Dobbiamo rovesciare questi termini della
questione e rimettere sui piedi le cose capovolte. Ma occorre tener
conto del fatto che il “lavoro vivo” non è più quello di mezzo secolo
fa, c’è stato un processo di incorporazione del sapere sociale (e più
grazie alla rivoluzione dei media che a quella della scuola statale che
si è mossa con troppa lentezza) che lo ha modificato, reso più
flessibile, più adatto a lavori con maggiore contenuto di pensiero
astratto, più creativo, anche se questo è accaduto in misura ovviamente
diversa da persona a persona. Ma proprio per queste ragioni,
tendenzialmente, è un lavoro vivo meno adatto ai lavori che richiedono
sforzo fisico, meno adattabile a lavori ripetitivi, più libero e, perciò
stesso, meno facilmente disciplinabile, e forse meno stabile. O pensate
che l’ideale di vita di un giovane europeo dell’inizio duemila possa
essere un lavoro per cui per tutta la vita farà il tramviere, l’operaio
metallurgico o l’impiegato dell’anagrafe?
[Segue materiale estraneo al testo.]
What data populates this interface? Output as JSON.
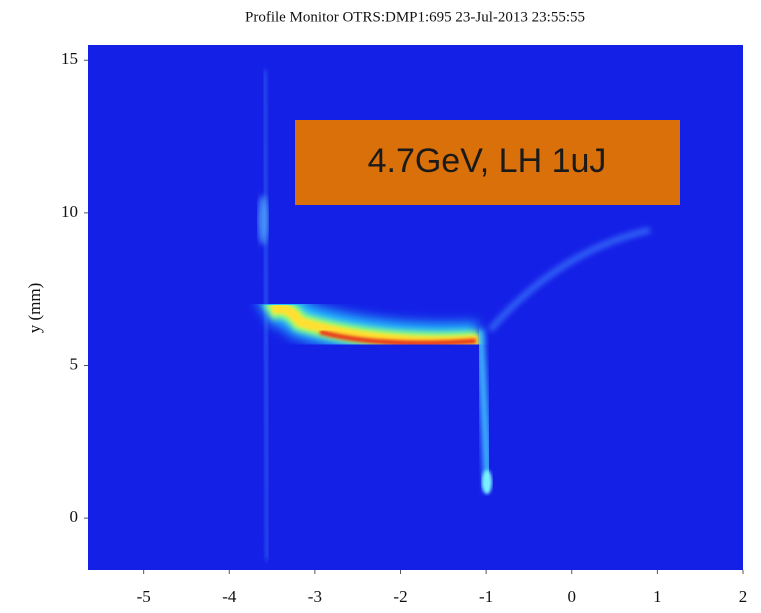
{
  "chart_data": {
    "type": "image",
    "title": "Profile Monitor OTRS:DMP1:695 23-Jul-2013 23:55:55",
    "annotation": "4.7GeV, LH 1uJ",
    "y_label": "y (mm)",
    "xlim": [
      -5.65,
      2.0
    ],
    "xticks": [
      -5,
      -4,
      -3,
      -2,
      -1,
      0,
      1,
      2
    ],
    "ylim": [
      -1.7,
      15.5
    ],
    "yticks": [
      0,
      5,
      10,
      15
    ],
    "grid": false
  }
}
Una parte della sinistra (quella del
museo delle cere) pensa che la soluzione sia questa, magari
riconquistando le garanzie perdute. Ovviamente, questi lavori saranno
necessari ancora per un tempo non prevedibile ed una parte dei giovani
troverà lavoro in queste mansioni. Ma è anche vero che la robotica
ridurrà il numero degli addetti a questi settori e cambierà le mansioni
ed i processi lavorativi. In ogni caso è presumibile che una larga parte
dei nostri giovani non trovi troppo allettanti impieghi del genere.
Forse questi lavori possono essere immaginati come iniziali, ma
garantendo mobilità sociale verso mansioni più adatte alle caratteristiche e capacità dei nuovi lavoratori entro sei o sette anni.
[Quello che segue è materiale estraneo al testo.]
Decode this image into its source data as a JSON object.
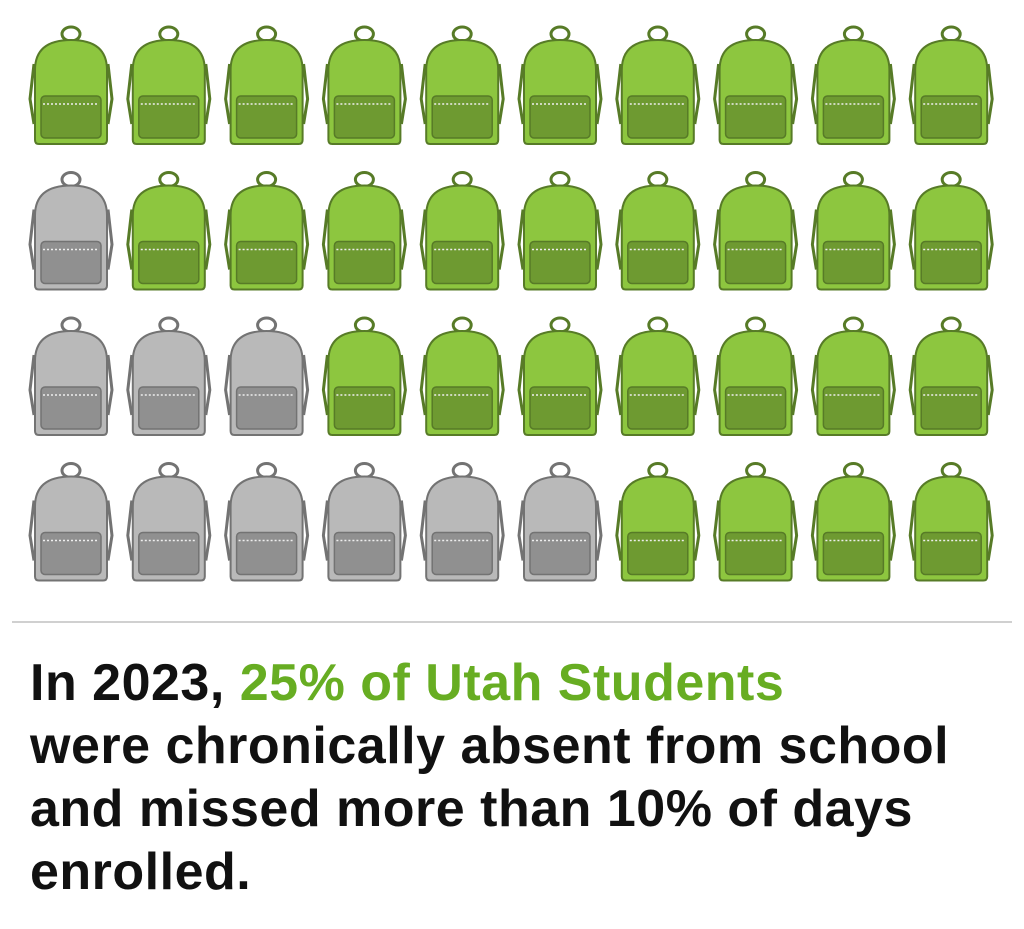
{
  "icons": {
    "columns": 10,
    "rows": [
      {
        "absent": 0
      },
      {
        "absent": 1
      },
      {
        "absent": 3
      },
      {
        "absent": 6
      }
    ],
    "colors": {
      "present": "#8dc63f",
      "absent": "#b9b9b9"
    }
  },
  "caption": {
    "lead": "In 2023,",
    "highlight": "25% of Utah Students",
    "highlight_color": "#67ad22",
    "rest": "were chronically absent from school  and missed more than 10% of days enrolled."
  }
}
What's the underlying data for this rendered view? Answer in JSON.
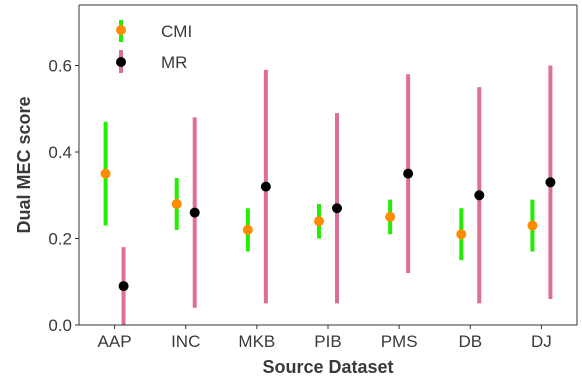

E dunque, in un mondo che vedrà una falcidia di posti di lavoro per via
dell’automazione, occorre sviluppare una diversa offerta della forza
lavoro che punti su impieghi a più elevato contenuto intellettuale. In
primo luogo lo sviluppo stesso di nuove tecnologie, ma anche altri
settori, dalla comunicazione all’intrattenimento, dalla ricerca alla
formazione, dalla gestione dei problemi ambientali al turismo eccetera
eccetera (ma ne riparleremo). Guarda caso sono i lavori che cercano (e
spesso trovano) all’estero le masse di giovani che stanno andando via
dal paese.
Ma, soprattutto, non è detto che l’unica
forma di lavoro debba essere quella del lavoro dipendente, è
auspicabile invece che si sviluppi un modello basato
sull’autoimprenditoria e sul lavoro associato. I giovani che non
vogliono finire in un call center devono abituarsi a farsi “imprenditori
di sé stessi” e scoprire la risorsa dell’impresa autogestita ed i soldi
pensati per l’oltraggiosa proposta del reddito di cittadinanza devono
essere spesi per sostenere questa nuova forma di impresa.
La sinistra ha ragione d’essere se è partito dei lavoratori,
ma non è detto che il lavoro debba essere quello di mezzo secolo fa. La
storia, non perdona ai ritardatari, ricordiamocene sempre.